Foi aberto nesta sexta-feira (4), e vai até a próxima, no dia 11, o prazo para que os 513 deputados, os 81 senadores e as 27 bancadas estaduais apresentem emendas à proposta da Lei de Diretrizes Orçamentárias (LDO) para 2021. A decisão foi publicada hoje.

Poderão ser objeto de emendas o texto principal da proposta (PLN 9/20) e os anexos – que incluirão, por exemplo, as despesas que não serão objeto de determinados limites e aquelas que serão as prioridades e metas do Poder Executivo no próximo ano.

No Ato 155/20, o presidente do Congresso Nacional, senador Davi Alcolumbre, definiu que cada parlamentar (deputado ou senador) poderá apresentar somente uma emenda ao Anexo de Prioridades e Metas. Cada bancada estadual terá direito a oferecer duas.

No ano passado, esses limites foram maiores: até três emendas individuais para cada congressista. Igual número foi franqueado às bancadas estaduais. As comissões permanentes da Câmara dos Deputados ou do Senado Federal e as mistas, duas cada.

Pandemia
As emendas deverão ser enviadas remotamente, e o processamento caberá à secretaria da Comissão Mista de Orçamento (CMO) do Congresso Nacional. Devido à pandemia, esse tipo de procedimento foi adotado neste ano em outras propostas orçamentárias.

Davi Alcolumbre justificou, no Ato 155/20, que as regras excepcionais para a LDO 2021 decorrem do novo coronavírus, que desde março impede o trabalho presencial dos parlamentares. Comissões permanentes nem sequer foram instaladas nesta sessão legislativa.

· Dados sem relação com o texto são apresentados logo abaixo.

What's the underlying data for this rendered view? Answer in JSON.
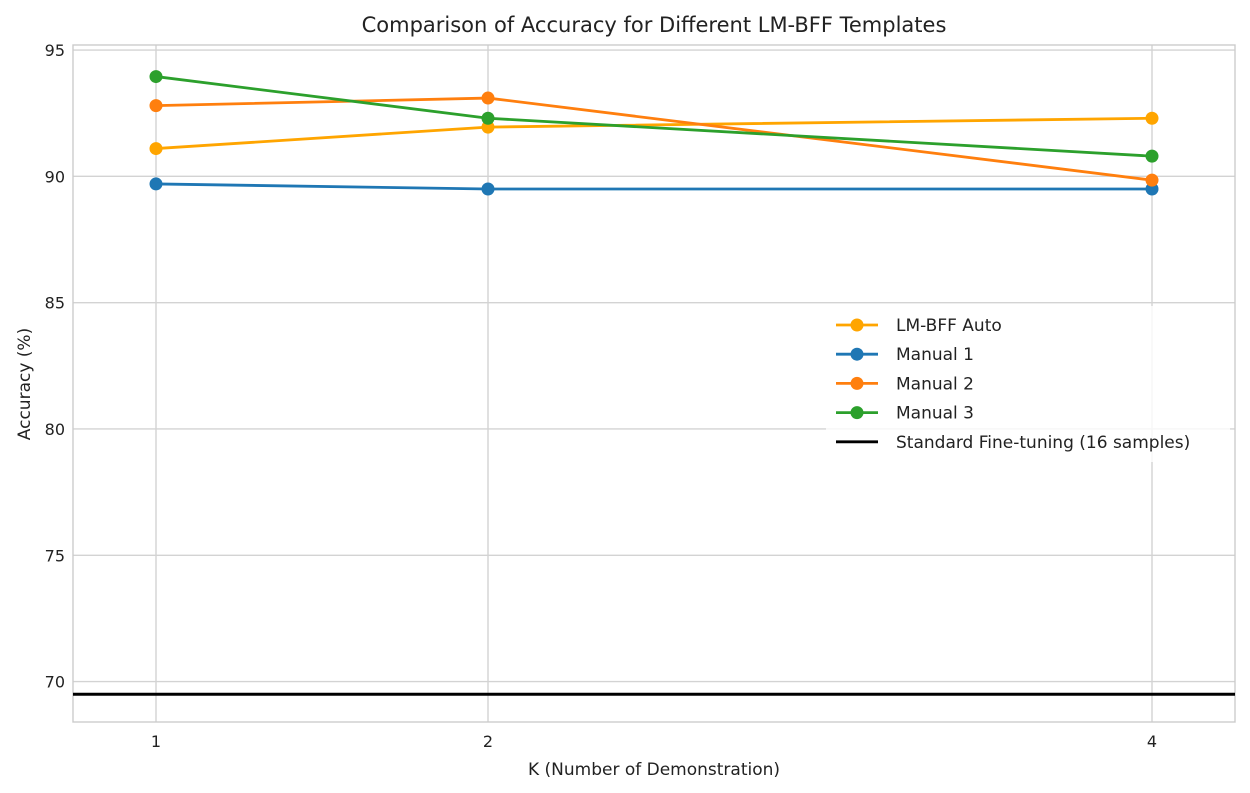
{
  "chart_data": {
    "type": "line",
    "title": "Comparison of Accuracy for Different LM-BFF Templates",
    "xlabel": "K (Number of Demonstration)",
    "ylabel": "Accuracy (%)",
    "x": [
      1,
      2,
      4
    ],
    "x_ticks": [
      "1",
      "2",
      "4"
    ],
    "xlim": [
      0.75,
      4.25
    ],
    "y_ticks": [
      "70",
      "75",
      "80",
      "85",
      "90",
      "95"
    ],
    "ylim": [
      68.4,
      95.2
    ],
    "grid": true,
    "legend_position": "center-right",
    "series": [
      {
        "name": "LM-BFF Auto",
        "color": "#ffa500",
        "values": [
          91.1,
          91.95,
          92.3
        ]
      },
      {
        "name": "Manual 1",
        "color": "#1f77b4",
        "values": [
          89.7,
          89.5,
          89.5
        ]
      },
      {
        "name": "Manual 2",
        "color": "#ff7f0e",
        "values": [
          92.8,
          93.1,
          89.85
        ]
      },
      {
        "name": "Manual 3",
        "color": "#2ca02c",
        "values": [
          93.95,
          92.3,
          90.8
        ]
      }
    ],
    "reference_lines": [
      {
        "name": "Standard Fine-tuning (16 samples)",
        "color": "#000000",
        "y": 69.5
      }
    ]
  }
}
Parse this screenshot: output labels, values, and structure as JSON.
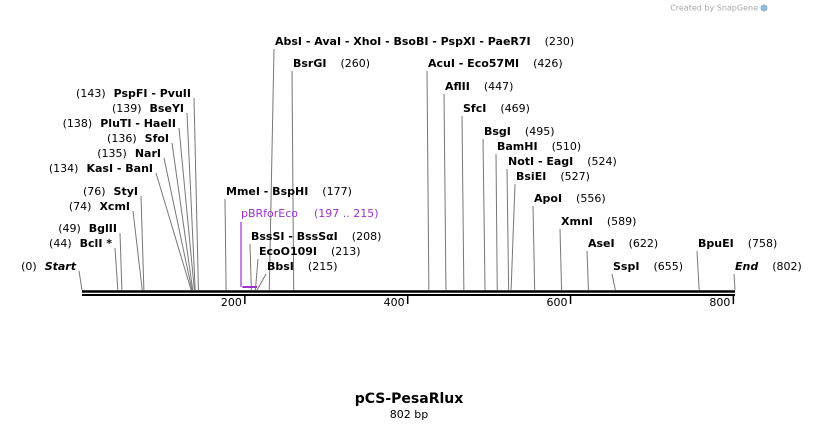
{
  "credit": "Created by SnapGene",
  "title": "pCS-PesaRlux",
  "sequence_length": {
    "value": 802,
    "label": "802 bp"
  },
  "ruler_ticks": [
    200,
    400,
    600,
    800
  ],
  "sites": [
    {
      "name": "AbsI  - AvaI  - XhoI  - BsoBI  - PspXI  - PaeR7I",
      "pos": {
        "value": 230,
        "label": "(230)"
      }
    },
    {
      "name": "BsrGI",
      "pos": {
        "value": 260,
        "label": "(260)"
      }
    },
    {
      "name": "AcuI  - Eco57MI",
      "pos": {
        "value": 426,
        "label": "(426)"
      }
    },
    {
      "name": "AflII",
      "pos": {
        "value": 447,
        "label": "(447)"
      }
    },
    {
      "name": "SfcI",
      "pos": {
        "value": 469,
        "label": "(469)"
      }
    },
    {
      "name": "BsgI",
      "pos": {
        "value": 495,
        "label": "(495)"
      }
    },
    {
      "name": "BamHI",
      "pos": {
        "value": 510,
        "label": "(510)"
      }
    },
    {
      "name": "NotI  - EagI",
      "pos": {
        "value": 524,
        "label": "(524)"
      }
    },
    {
      "name": "BsiEI",
      "pos": {
        "value": 527,
        "label": "(527)"
      }
    },
    {
      "name": "ApoI",
      "pos": {
        "value": 556,
        "label": "(556)"
      }
    },
    {
      "name": "XmnI",
      "pos": {
        "value": 589,
        "label": "(589)"
      }
    },
    {
      "name": "AseI",
      "pos": {
        "value": 622,
        "label": "(622)"
      }
    },
    {
      "name": "BpuEI",
      "pos": {
        "value": 758,
        "label": "(758)"
      }
    },
    {
      "name": "SspI",
      "pos": {
        "value": 655,
        "label": "(655)"
      }
    },
    {
      "name": "End",
      "pos": {
        "value": 802,
        "label": "(802)"
      }
    },
    {
      "name": "MmeI  - BspHI",
      "pos": {
        "value": 177,
        "label": "(177)"
      }
    },
    {
      "name": "BssSI  - BssSαI",
      "pos": {
        "value": 208,
        "label": "(208)"
      }
    },
    {
      "name": "EcoO109I",
      "pos": {
        "value": 213,
        "label": "(213)"
      }
    },
    {
      "name": "BbsI",
      "pos": {
        "value": 215,
        "label": "(215)"
      }
    },
    {
      "name": "PspFI  - PvuII",
      "pos": {
        "value": 143,
        "label": "(143)"
      }
    },
    {
      "name": "BseYI",
      "pos": {
        "value": 139,
        "label": "(139)"
      }
    },
    {
      "name": "PluTI  - HaeII",
      "pos": {
        "value": 138,
        "label": "(138)"
      }
    },
    {
      "name": "SfoI",
      "pos": {
        "value": 136,
        "label": "(136)"
      }
    },
    {
      "name": "NarI",
      "pos": {
        "value": 135,
        "label": "(135)"
      }
    },
    {
      "name": "KasI  - BanI",
      "pos": {
        "value": 134,
        "label": "(134)"
      }
    },
    {
      "name": "StyI",
      "pos": {
        "value": 76,
        "label": "(76)"
      }
    },
    {
      "name": "XcmI",
      "pos": {
        "value": 74,
        "label": "(74)"
      }
    },
    {
      "name": "BglII",
      "pos": {
        "value": 49,
        "label": "(49)"
      }
    },
    {
      "name": "BclI *",
      "pos": {
        "value": 44,
        "label": "(44)"
      }
    },
    {
      "name": "Start",
      "pos": {
        "value": 0,
        "label": "(0)"
      }
    }
  ],
  "primers": [
    {
      "name": "pBRforEco",
      "range": {
        "start": 197,
        "end": 215,
        "label": "(197 .. 215)"
      }
    }
  ]
}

A proposta de LDO será analisada diretamente pelo Congresso Nacional no próximo dia 16, sem parecer da CMO. As sessões remotas reunirão separadamente os deputados e os senadores, nos termos do rito sumário em vigor na pandemia.

Congresso realizará sessão em 16 de dezembro para votar LDO e vetos

Conforme o rodízio anual entre Câmara e Senado, neste ano a relatoria da proposta de LDO cabe a um senador. O PSD, com base em acordos partidários prévios, indicou o senador Irajá (TO). Meses atrás ele afirmou que já estava com o parecer encaminhado.

Lei orientadora
A LDO é uma lei de vigência anual que orienta a elaboração da proposta orçamentária e a execução do Orçamento no exercício seguinte. Pela Constituição, o Poder Executivo deve enviar a proposta até 15 de abril, e o Congresso precisa aprová-la até 17 de julho (o que não ocorreu em 2020).

Além da meta fiscal, a LDO apresenta regras sobre ações prioritárias, transferência de recursos federais para os entes federados e o setor privado e sobre a fiscalização de obras executadas com recursos da União, entre outras.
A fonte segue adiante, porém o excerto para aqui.